It is an important cause of fatal self-poisoning in some countries, particularly in South-East Asia (Gunnell et al., 2007). The outcome of paraquat poisoning is variable but in large cohort studies typically between 40 and 60% of cases die, most within 24–72 h from multi-organ failure (Dawson et al., 2010, Gil et al., 2008 and Senarathna et al., 2009). However, patients with smaller exposures may die over the following weeks from respiratory failure secondary to progressive pulmonary fibrosis. Better prognostic indicators to identify this group would be very useful as ongoing interventions are most likely to be beneficial for this group with delayed toxicity. Paraquat produces free radicals which induce
cellular toxicity (Eddleston et al., 2003). Many treatments have been proposed and trialled, including extracorporeal elimination, immunosuppressants and antioxidants, BTK inhibitor but the mortality remains high even in centres using all these treatments (Gil et al., 2008) (and JL Lin, unpublished observation 2010). A very strong predictor of death Vorinostat in large cohort studies is the volume of paraquat consumed (Wilks et al., 2008 and Wilks et al., 2011), but estimates of this are often unreliable in individual patients. The concentration of paraquat in blood or urine can be used as a surrogate for ingested dose to predict survival or death using a nomogram. These have a
positive predictive value for death of 92–96% (Senarathna et al., 2009). Unfortunately paraquat assays are not PLEK2 widely available, particularly in the developing world, and the time of ingestion may be unknown, so alternative biomarkers are required which should ideally be able to be interpreted independent of the time of exposure.
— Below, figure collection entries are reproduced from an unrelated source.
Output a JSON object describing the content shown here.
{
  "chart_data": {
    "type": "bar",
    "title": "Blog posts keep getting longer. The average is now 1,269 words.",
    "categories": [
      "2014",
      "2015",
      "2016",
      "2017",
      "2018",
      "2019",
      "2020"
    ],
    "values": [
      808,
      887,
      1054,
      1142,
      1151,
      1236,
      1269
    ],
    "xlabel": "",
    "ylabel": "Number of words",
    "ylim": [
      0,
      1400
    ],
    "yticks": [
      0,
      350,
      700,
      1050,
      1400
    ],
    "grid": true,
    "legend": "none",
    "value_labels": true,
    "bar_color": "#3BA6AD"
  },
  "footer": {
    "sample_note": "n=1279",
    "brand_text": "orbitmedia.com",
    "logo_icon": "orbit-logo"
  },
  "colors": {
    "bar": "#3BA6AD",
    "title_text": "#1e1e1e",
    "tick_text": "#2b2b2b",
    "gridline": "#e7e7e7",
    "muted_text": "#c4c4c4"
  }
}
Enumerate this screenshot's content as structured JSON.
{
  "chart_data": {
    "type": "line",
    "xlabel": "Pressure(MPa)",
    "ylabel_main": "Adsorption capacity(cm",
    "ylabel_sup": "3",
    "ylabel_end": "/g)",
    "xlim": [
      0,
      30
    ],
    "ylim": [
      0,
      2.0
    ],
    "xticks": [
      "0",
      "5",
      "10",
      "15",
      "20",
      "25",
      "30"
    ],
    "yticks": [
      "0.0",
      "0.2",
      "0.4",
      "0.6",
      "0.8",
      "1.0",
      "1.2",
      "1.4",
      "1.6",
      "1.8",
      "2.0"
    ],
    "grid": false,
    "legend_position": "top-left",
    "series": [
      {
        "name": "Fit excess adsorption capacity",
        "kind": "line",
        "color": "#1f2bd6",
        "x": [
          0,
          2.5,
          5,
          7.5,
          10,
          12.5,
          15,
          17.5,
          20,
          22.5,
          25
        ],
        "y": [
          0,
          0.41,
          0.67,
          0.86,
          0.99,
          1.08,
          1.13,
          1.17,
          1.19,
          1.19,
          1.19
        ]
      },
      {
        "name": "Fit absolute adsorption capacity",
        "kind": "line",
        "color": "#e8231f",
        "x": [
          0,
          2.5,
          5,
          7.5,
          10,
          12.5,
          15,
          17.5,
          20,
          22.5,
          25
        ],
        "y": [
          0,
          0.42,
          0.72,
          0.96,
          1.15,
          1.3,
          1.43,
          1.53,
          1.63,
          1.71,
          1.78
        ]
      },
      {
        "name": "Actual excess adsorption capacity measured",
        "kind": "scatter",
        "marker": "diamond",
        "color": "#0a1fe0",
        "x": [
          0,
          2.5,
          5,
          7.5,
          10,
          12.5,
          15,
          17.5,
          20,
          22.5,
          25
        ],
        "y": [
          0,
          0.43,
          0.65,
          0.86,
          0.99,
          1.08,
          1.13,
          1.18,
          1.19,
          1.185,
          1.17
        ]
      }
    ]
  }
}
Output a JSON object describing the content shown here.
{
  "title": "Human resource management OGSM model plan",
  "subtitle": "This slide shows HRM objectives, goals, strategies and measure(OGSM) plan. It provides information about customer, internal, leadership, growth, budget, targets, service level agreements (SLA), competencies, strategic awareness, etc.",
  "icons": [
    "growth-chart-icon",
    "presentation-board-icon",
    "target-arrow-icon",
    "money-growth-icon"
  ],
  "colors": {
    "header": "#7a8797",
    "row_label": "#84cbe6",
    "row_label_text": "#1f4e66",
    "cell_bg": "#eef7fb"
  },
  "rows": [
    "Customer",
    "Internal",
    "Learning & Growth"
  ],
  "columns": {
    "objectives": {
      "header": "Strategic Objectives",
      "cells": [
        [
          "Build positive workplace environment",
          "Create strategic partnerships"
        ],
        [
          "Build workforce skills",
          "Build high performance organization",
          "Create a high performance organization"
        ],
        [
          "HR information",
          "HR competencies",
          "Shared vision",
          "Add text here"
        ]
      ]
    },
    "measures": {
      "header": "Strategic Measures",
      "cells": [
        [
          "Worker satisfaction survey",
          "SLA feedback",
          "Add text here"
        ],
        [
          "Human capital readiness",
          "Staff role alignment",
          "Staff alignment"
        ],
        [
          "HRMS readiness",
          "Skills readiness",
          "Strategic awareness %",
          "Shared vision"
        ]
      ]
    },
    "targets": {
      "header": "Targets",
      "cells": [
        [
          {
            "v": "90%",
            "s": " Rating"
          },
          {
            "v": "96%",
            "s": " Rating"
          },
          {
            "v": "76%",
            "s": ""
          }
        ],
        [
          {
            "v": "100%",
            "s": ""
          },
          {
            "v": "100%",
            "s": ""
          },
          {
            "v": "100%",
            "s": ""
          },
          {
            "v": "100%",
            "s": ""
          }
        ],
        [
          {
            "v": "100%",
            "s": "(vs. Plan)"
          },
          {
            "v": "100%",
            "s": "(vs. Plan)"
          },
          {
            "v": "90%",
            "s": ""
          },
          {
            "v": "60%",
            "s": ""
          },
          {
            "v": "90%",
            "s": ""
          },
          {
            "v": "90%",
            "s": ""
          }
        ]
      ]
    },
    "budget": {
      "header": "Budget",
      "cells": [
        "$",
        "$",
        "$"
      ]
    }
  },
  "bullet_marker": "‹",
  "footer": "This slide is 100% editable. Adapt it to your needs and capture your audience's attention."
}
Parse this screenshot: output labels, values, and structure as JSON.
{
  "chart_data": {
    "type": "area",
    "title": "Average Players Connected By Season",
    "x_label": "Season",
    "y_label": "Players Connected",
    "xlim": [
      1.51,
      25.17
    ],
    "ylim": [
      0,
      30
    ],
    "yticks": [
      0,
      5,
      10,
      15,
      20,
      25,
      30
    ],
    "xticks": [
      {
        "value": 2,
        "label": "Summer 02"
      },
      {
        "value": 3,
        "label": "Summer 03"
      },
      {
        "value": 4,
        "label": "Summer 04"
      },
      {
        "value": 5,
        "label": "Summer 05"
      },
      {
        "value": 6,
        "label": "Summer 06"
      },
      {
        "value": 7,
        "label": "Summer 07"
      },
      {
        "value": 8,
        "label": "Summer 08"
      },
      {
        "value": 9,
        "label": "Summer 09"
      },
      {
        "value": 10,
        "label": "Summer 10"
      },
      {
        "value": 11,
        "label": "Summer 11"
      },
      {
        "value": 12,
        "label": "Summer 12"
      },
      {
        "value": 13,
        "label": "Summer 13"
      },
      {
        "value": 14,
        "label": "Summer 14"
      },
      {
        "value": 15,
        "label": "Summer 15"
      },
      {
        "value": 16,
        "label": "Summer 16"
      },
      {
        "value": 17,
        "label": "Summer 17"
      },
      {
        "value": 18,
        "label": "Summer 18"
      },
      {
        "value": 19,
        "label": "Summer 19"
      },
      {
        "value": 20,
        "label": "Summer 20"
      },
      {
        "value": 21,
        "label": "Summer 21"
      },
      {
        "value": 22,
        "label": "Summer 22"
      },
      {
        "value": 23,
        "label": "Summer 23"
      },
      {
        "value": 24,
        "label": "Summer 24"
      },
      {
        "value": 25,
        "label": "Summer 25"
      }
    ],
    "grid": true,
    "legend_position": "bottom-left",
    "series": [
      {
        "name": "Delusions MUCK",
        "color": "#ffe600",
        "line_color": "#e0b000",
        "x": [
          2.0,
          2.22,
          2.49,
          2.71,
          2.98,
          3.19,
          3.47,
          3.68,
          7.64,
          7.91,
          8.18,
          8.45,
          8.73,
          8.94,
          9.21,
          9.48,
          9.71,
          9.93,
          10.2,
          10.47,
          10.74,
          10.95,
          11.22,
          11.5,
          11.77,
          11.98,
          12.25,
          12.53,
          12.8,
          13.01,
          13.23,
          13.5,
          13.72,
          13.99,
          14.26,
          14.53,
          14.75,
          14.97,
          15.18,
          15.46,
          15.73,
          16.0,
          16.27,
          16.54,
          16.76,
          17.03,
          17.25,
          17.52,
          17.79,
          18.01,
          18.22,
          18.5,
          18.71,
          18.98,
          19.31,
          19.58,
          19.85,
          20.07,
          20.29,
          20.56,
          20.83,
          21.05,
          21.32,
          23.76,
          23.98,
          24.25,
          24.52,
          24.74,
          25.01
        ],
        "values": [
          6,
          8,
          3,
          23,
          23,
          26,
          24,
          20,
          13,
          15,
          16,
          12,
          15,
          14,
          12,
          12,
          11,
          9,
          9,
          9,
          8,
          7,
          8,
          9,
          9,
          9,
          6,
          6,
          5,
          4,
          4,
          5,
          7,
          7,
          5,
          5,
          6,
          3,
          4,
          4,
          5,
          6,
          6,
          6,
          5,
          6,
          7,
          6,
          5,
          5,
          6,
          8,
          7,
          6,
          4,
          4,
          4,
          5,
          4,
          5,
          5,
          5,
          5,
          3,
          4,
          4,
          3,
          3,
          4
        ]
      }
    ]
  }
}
A range of alternative clinical and biochemical investigations for prognosis following acute paraquat poisoning have been assessed, but inadequately validated (Eddleston et al., 2003). For example, acute kidney injury is a prominent manifestation of acute paraquat poisoning which has prompted research into renal biomarkers (Gil et al., 2009 and Ragoucy-Sengler and Pileire, 1996). One small study (n = 18) suggested that an increase in creatinine of >3 μmol/L/h
(dCr/dt) predicts death ( Ragoucy-Sengler and Pileire, 1996). The rise in creatinine is probably due to progressive renal impairment and a direct reflection of organ toxicity ( Pond et al., 1993). However, paraquat interferes with some creatinine assays that utilise the Jaffe (picric-acid) method ( Aitken et al., 1994, Fairshter et al., 1986, Price et al., 1995 and Webb and Davies, 1981). Therefore, the increase in creatinine may reflect both exposure and toxicity. The apparent creatinine concentration increases with increasing paraquat concentrations ( Aitken et al., 1994, Fairshter et al., 1986, Price et al., 1995 and Webb and Davies, 1981), although minimally with concentrations less than 10 mg/L, in contrast to concentrations greater than 100 mg/L where interference is marked ( Fairshter et al.